What will the President do about the so-called Rule of Law Bill presented by Minister of Justice Waldemar Żurek? “Perhaps this veto won’t be necessary at all. I hope – and here’s an appeal to circles more reasonable than Civic Platform and probably more reasonable than the New Left, for instance to the Polish People’s Party or the Polska 2050 Party – not to go down this path of so-called ‘neorule of law,’ of brutally violating the law,” said today the Head of the Chancellery of the President of the Republic of Poland, Zbigniew Bogucki.
The proposal of the so-called Rule of Law Bill, recently presented by Minister of Justice Waldemar Żurek, has been widely criticized by legal circles and described as an attempt to implement the demands of the most radical and politically engaged group of judges.
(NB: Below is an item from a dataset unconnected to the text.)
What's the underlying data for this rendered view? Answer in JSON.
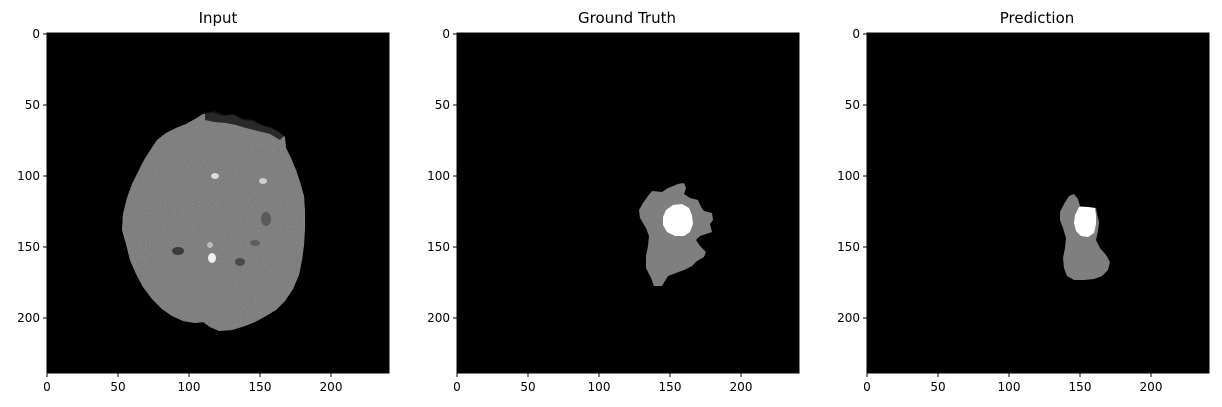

Professor Ryszard Piotrowski, a constitutional law expert, pointed out flaws in Żurek’s proposal, noting that it directly violates the Constitution of the Republic of Poland. “It violates the Constitution in many provisions. Above all, in the part where it breaches the principle of separation of powers, granting the executive branch certain prerogatives over the judiciary. But it also breaches the Constitution by violating the principle of reliability and efficiency in the functioning of public institutions,” said Professor Piotrowski.
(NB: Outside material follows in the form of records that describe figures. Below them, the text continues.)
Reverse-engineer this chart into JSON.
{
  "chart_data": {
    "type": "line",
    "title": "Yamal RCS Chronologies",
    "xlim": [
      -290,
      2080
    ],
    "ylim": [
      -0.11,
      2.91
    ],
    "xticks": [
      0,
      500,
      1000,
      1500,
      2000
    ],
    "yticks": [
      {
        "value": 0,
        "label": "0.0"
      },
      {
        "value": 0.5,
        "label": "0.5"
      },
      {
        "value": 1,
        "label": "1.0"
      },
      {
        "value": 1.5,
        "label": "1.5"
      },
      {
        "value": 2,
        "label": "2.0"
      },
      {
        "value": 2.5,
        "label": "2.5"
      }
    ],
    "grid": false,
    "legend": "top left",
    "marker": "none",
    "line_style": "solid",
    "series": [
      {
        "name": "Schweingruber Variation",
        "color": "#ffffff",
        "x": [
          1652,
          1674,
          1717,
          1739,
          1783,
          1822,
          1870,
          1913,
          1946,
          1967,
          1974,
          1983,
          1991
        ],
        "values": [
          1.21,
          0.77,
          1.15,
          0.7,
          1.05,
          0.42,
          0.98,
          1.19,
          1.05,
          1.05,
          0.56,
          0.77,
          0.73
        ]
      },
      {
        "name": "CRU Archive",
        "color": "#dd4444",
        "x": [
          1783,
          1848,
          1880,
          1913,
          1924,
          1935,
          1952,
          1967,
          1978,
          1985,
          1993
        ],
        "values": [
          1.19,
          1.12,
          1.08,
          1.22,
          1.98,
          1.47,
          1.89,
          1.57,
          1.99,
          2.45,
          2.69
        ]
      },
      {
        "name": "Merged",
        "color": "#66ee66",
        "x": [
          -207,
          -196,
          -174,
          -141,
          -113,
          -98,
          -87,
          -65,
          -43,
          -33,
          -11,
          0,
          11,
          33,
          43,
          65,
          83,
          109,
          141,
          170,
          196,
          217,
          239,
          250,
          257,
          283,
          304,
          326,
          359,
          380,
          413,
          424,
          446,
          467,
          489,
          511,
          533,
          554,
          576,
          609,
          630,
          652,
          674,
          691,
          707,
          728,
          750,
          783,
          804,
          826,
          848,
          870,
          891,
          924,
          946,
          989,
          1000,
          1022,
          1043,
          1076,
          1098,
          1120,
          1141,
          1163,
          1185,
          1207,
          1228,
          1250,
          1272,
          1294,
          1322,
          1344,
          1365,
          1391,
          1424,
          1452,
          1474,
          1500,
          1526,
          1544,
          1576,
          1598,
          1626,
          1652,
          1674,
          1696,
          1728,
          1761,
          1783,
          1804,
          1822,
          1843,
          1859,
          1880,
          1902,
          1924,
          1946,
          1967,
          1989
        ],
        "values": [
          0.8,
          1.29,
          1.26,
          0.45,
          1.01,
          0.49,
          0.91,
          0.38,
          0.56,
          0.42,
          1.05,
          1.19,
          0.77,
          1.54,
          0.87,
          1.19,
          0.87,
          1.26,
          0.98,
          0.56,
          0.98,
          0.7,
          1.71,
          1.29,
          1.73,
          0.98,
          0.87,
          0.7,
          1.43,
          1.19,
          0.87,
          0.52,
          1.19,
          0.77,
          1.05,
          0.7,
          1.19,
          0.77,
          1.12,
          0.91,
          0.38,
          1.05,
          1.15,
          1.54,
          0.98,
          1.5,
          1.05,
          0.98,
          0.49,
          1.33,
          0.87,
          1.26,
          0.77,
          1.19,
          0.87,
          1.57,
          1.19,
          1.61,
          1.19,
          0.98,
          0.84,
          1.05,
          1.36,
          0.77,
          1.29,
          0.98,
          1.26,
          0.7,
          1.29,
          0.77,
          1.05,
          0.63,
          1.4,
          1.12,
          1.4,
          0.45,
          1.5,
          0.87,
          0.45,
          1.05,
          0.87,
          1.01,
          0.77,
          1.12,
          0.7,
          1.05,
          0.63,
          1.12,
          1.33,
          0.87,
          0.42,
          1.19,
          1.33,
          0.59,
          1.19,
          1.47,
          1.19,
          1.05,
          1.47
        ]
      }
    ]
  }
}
On Friday, the President of the Republic of Poland, Karol Nawrocki, responding to a question about the Minister of Justice’s proposal, which Żurek calls “a compromise,” stated that “what Minister Żurek has done recently is not encouraging.”
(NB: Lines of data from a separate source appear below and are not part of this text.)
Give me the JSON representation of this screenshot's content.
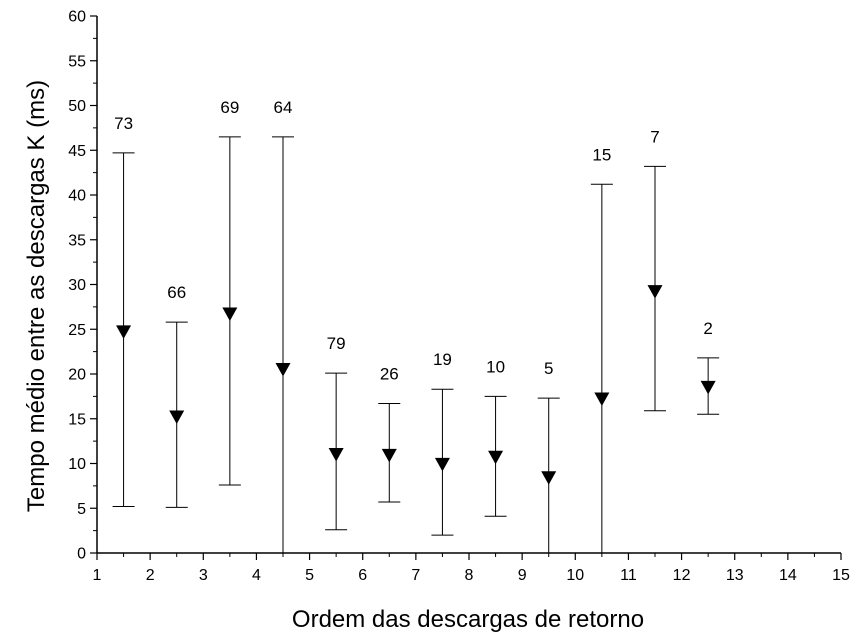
{
  "chart_data": {
    "type": "scatter",
    "xlabel": "Ordem das descargas de retorno",
    "ylabel": "Tempo médio entre as descargas K (ms)",
    "xlim": [
      1,
      15
    ],
    "ylim": [
      0,
      60
    ],
    "xticks": [
      1,
      2,
      3,
      4,
      5,
      6,
      7,
      8,
      9,
      10,
      11,
      12,
      13,
      14,
      15
    ],
    "yticks": [
      0,
      5,
      10,
      15,
      20,
      25,
      30,
      35,
      40,
      45,
      50,
      55,
      60
    ],
    "grid": false,
    "marker": "down-triangle",
    "marker_color": "#000000",
    "points": [
      {
        "x": 1.5,
        "y": 24.8,
        "low": 5.2,
        "high": 44.7,
        "count": "73"
      },
      {
        "x": 2.5,
        "y": 15.3,
        "low": 5.1,
        "high": 25.8,
        "count": "66"
      },
      {
        "x": 3.5,
        "y": 26.8,
        "low": 7.6,
        "high": 46.5,
        "count": "69"
      },
      {
        "x": 4.5,
        "y": 20.6,
        "low": 0,
        "high": 46.5,
        "count": "64"
      },
      {
        "x": 5.5,
        "y": 11.1,
        "low": 2.6,
        "high": 20.1,
        "count": "79"
      },
      {
        "x": 6.5,
        "y": 11.0,
        "low": 5.7,
        "high": 16.7,
        "count": "26"
      },
      {
        "x": 7.5,
        "y": 10.0,
        "low": 2.0,
        "high": 18.3,
        "count": "19"
      },
      {
        "x": 8.5,
        "y": 10.8,
        "low": 4.1,
        "high": 17.5,
        "count": "10"
      },
      {
        "x": 9.5,
        "y": 8.5,
        "low": 0,
        "high": 17.3,
        "count": "5"
      },
      {
        "x": 10.5,
        "y": 17.3,
        "low": 0,
        "high": 41.2,
        "count": "15"
      },
      {
        "x": 11.5,
        "y": 29.3,
        "low": 15.9,
        "high": 43.2,
        "count": "7"
      },
      {
        "x": 12.5,
        "y": 18.6,
        "low": 15.5,
        "high": 21.8,
        "count": "2"
      }
    ]
  }
}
“He brutally violates the law and the Constitution, so Minister Żurek’s proposals (…) will of course be analyzed in the Chancellery of the President, but his recent actions have not shown any willingness to be a partner for dialogue with the President of Poland. That should never have happened,” said the President. His response suggests that if the bill reaches his desk, it will likely face a veto.
“A veto might not be needed”
Today on Polsat News, Zbigniew Bogucki, Head of the Chancellery of the President, said that “a veto might not be needed at all.”
“Perhaps this veto won’t be necessary at all. I hope – and here’s an appeal to circles more reasonable than Civic Platform and probably more reasonable than the New Left, for instance to the Polish People’s Party or the Polska 2050 Party – not to go down this path of ‘neorule of law,’ of brutally violating the law, because this issue should be resolved together, by creating solutions that will ensure the rule of law, prevent chaos, guarantee the stability of rulings, the irremovability of judges, their independence and impartiality. And this bill does not achieve that – it deepens the conflict,” said the Head of the Chancellery of the President.
He called the Justice Ministry’s proposal a “pseudo-bill” and a “pseudo-rule of law bill,” which in his view “devastates the Polish legal order.”
According to Bogucki, Minister of Justice Waldemar Żurek “is behaving like an arsonist who arrives at the scene of a fire and tries to pour more oil on the flames.” Bogucki accused Żurek of “brutally trampling into matters of the rule of law and the judiciary,” and charged the ruling team with wanting to “manually decide who should issue verdicts in given cases.”